What can you learn about yourself through your relationship with your dog?

woman and her dog under a tree
Author Marissa Martino is the owner of Paws and Reward and host of the Canine Conversations podcast.

A lot of people say that relationships are hard. At times, I agree with them. However, I am not sure it is the relationship that is hard. It’s what comes up for us emotionally as individuals when we experience ourselves through the lens of that relationship. In other words, relationships can be confronting!     

When I adopted my dog from the Humane Society of Boulder Valley in 2009, I knew I was getting a hiking buddy, a snuggle partner and a friend to train with. I was so excited, I could burst! What I didn’t know is that I was also getting a mirror. 

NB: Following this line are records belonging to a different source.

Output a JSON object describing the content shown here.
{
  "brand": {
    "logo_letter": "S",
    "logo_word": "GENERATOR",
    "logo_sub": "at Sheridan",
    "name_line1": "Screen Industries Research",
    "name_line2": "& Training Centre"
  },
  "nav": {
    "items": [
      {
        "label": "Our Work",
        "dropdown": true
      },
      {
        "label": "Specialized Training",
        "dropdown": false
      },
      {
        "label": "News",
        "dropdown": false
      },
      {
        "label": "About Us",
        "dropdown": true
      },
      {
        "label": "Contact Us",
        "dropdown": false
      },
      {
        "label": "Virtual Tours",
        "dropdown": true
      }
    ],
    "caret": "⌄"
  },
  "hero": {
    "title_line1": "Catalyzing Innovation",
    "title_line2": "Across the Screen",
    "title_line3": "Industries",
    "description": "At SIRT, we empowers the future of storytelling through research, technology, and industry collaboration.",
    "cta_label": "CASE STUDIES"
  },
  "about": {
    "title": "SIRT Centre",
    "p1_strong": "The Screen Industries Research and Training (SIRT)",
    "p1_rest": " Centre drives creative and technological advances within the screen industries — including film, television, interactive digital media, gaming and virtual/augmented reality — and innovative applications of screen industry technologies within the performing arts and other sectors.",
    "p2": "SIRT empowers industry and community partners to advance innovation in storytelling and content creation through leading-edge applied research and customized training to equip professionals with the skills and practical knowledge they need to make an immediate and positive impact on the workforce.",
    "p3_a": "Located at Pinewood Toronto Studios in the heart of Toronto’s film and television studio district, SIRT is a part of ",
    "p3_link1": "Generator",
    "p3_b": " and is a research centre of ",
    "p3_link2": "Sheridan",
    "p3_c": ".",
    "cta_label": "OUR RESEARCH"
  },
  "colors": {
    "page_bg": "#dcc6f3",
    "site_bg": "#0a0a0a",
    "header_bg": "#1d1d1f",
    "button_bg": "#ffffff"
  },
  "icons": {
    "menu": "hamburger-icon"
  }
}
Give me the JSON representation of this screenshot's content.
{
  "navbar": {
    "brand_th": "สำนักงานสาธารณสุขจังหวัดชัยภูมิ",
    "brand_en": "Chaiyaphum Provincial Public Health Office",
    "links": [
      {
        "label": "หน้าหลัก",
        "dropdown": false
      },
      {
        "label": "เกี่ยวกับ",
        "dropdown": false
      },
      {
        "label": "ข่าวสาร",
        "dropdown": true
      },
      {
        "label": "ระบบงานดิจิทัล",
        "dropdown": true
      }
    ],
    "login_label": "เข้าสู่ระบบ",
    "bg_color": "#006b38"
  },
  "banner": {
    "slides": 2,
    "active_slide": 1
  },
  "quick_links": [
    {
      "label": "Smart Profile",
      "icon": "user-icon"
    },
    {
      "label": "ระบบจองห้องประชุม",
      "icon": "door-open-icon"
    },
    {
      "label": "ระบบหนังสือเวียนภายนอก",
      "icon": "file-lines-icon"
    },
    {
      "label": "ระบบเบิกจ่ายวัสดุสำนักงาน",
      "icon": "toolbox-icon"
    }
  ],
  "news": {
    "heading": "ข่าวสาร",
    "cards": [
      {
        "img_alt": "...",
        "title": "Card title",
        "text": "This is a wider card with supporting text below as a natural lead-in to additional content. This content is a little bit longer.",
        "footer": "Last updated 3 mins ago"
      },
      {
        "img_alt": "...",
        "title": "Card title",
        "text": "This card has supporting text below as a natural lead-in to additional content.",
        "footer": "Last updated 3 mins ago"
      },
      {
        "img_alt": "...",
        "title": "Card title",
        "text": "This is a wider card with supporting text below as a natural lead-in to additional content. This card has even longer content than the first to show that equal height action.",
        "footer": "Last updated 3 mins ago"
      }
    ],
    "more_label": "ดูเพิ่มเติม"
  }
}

When Sully did not show up the way I needed or wanted him to, I would get frustrated with him and myself. I felt helpless in these moments and deeply embarrassed since I am a dog trainer and “should ” be able to prevent any or all unwanted experiences. Oh, naive Marissa! 

It was during these painful moments that I realized projecting my feelings of shame and discomfort onto Sully would not change anything. It only made me feel worse and created tension within the relationship. 

So, I decided to protect our relationship and instead started to unpack my emotions. It was a scary concept, but I figured my dog was worth it. I learned to process my concerns away from him and then rejoin our relationship feeling refreshed with a behavior and training plan to help support his needs, which would also benefit my own needs. This was the answer to sustainable behavior change in both Sully and myself.     

This lesson has taught me core principles in not only my relationship with Sully but also my human relationships. Connecting with people on a deep and intimate level is one of my favorite parts of life. Sully has given me self awareness, relationship skills and a gentle reminder to prioritize looking at others through the lens of partnership and collaboration rather than isolation and disappointment.  

What can YOU learn about yourself through the relationship with your dog?